'Early warning system could have minimized flood damage'
July 17, 2019 07:00 AM NPT
By: Sonam Lama
A boy using a fallen electricity pole to roll up his trousers in Badaharwa of Durga Bhagawati Rural Municipality in Rautahat on Tuesday. In the background are the temporary shelters for flood victims. Around 3,000 households in the rural municipality have been affected by recent flooding. Madan Thakur/Republica
KATHMANDU, July 17: Are we learning any lessons from past natural disasters? Very little, if any. According to experts, much of the loss in life and property from floods this year could have been avoided had we been prepared with an effective early warning system and rescue and relief mechanisms in place.
Since Thursday, more than 78 people have lost their lives while millions of others remain affected. Eight of the deaths occurred in the heart of Kathmandu Valley.
The country has recorded 6,656.6 mm of rainfall as of Monday, according to the Meteorology Forecasting Division. With the monsoon in full swing, rain predicted for the coming days could bring more flash floods and landslide, especially in the west. Last year the country received 8,467.8mm and 9,602.2mm of rain in July and August respectively.
Observers say the death and destructi0n are a reminder how ill prepared Nepal remains for coping with disaster. The 2015 earthquake, the floods in 2007 and the tornado earlier this year, the first of its kind recorded in Nepal, have left us none the wiser.
“Multiple factors are at play in the rising toll. For a country prone to flooding every monsoon, some unprecedented approaches are needed,” said Subhash Rimal, a meteorologist. Past lapses need to be addressed.
The Flood Forecasting Section of the Department of Hydrology and Meteorology did forecast the flooding, but it was too little too late. Officials said lack of enough radar capability hindered early warning in the highly prone areas.
“244 polygons (stations) are kept under surveillance in our system. On receiving updates on any river crossing the warning level, also known as red level, we activate the alert system and issue warnings through various media outlets,” Binod Prajuli, an official at the department, said. The message and updates on flash floods and landslides were provided through websites and social media including twitter and Facebook . The alert was also issued through SMS on Friday morning.
However, it remains unclear whether these massages actually reached the intended beneficiaries and helped minimize the damage. There have been a lot of questions over the timeliness and effectiveness of messages.
“There was no alert given through SMS or any instant means of communication in the ward. Floods during the monsoon are nothing new for tarai people but it is important to send prior alerts to areas at higher risk of flash floods and landslides,” said Zakir Hussain Miya, Ward-6 chairperson of Pheta Rural Municipality, Bara district.
In other areas, some local representatives took the lead in alerting villagers and relocating them .
In Gaur Rural Municipality-1 of Sarlahi , Ward Chairman Bharat Shah was involved in warning the villagers and helping them after receiving dam breach alerts. “We delivered the warning through mikes, " he said and stressed the need for warnings through instant mediums like radio and text messages in times of emergency.

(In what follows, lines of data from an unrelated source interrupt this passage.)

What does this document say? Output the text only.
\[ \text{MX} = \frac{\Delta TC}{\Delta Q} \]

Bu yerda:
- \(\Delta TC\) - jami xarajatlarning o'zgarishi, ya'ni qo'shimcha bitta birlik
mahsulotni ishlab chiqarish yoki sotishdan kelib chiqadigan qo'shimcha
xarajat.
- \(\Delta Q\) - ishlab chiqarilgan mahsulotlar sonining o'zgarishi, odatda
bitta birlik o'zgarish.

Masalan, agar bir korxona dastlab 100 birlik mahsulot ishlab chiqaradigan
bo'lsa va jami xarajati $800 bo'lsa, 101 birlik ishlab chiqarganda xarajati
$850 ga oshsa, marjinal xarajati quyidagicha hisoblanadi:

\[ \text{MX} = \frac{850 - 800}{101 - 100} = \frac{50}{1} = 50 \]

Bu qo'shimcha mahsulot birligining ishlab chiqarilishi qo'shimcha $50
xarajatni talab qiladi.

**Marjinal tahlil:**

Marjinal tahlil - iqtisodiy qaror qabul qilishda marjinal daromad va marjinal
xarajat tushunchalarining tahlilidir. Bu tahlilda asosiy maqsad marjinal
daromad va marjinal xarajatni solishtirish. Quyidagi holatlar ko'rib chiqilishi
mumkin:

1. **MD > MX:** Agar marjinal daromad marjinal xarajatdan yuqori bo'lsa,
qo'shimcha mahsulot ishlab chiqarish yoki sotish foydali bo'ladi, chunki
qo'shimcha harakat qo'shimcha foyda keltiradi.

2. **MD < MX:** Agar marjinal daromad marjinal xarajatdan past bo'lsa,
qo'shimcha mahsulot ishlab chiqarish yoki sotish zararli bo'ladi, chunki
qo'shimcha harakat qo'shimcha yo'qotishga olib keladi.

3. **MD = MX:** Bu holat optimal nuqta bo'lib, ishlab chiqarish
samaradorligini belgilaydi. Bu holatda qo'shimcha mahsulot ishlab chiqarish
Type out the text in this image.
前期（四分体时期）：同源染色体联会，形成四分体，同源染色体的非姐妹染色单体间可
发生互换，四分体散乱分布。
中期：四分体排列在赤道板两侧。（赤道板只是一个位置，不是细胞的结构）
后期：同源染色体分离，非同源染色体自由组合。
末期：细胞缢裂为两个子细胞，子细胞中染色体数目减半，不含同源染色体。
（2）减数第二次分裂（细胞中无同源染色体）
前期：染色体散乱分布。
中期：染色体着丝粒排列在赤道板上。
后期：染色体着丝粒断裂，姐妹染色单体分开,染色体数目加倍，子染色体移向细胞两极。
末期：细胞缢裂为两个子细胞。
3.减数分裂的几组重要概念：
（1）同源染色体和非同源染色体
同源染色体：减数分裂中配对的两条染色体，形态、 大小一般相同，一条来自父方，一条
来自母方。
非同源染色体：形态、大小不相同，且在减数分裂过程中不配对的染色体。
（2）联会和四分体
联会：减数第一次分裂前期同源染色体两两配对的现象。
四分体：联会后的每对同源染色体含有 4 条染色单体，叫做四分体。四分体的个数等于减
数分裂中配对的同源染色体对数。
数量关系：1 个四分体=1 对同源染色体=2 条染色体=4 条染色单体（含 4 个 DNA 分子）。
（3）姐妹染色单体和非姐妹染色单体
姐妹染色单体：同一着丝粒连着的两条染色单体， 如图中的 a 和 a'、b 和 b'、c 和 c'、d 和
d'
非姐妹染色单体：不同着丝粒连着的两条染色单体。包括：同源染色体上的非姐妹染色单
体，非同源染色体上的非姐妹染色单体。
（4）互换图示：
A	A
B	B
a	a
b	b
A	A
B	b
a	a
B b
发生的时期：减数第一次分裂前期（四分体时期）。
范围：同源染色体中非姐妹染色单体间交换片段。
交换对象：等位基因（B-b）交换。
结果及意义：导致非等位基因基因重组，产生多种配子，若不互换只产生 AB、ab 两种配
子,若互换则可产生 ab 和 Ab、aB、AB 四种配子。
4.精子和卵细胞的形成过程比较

Despite a marked rise in natural calamities over the past few years, there has been very little investment in early warning systems and a stronger institutional setup.
A Post-Event Review Capability (PERC) report titled 'Nepal flood 2017: wake up call for effective preparedness and response' published by PreventionWeb in 2018 emphasized the need for disaster risk reduction, preparedness, responses and recovery .
Disaster Risk Reduction Expert and Consultant at UNICEF and UNDP, Sunil Sun Shakya, has emphasized the need for a range of measures from prevention to preparedness when it comes to disaster risk reduction.
“Disaster prevention and mitigation measures eliminate the risks and hazards before an emergency hits,” said Shakya.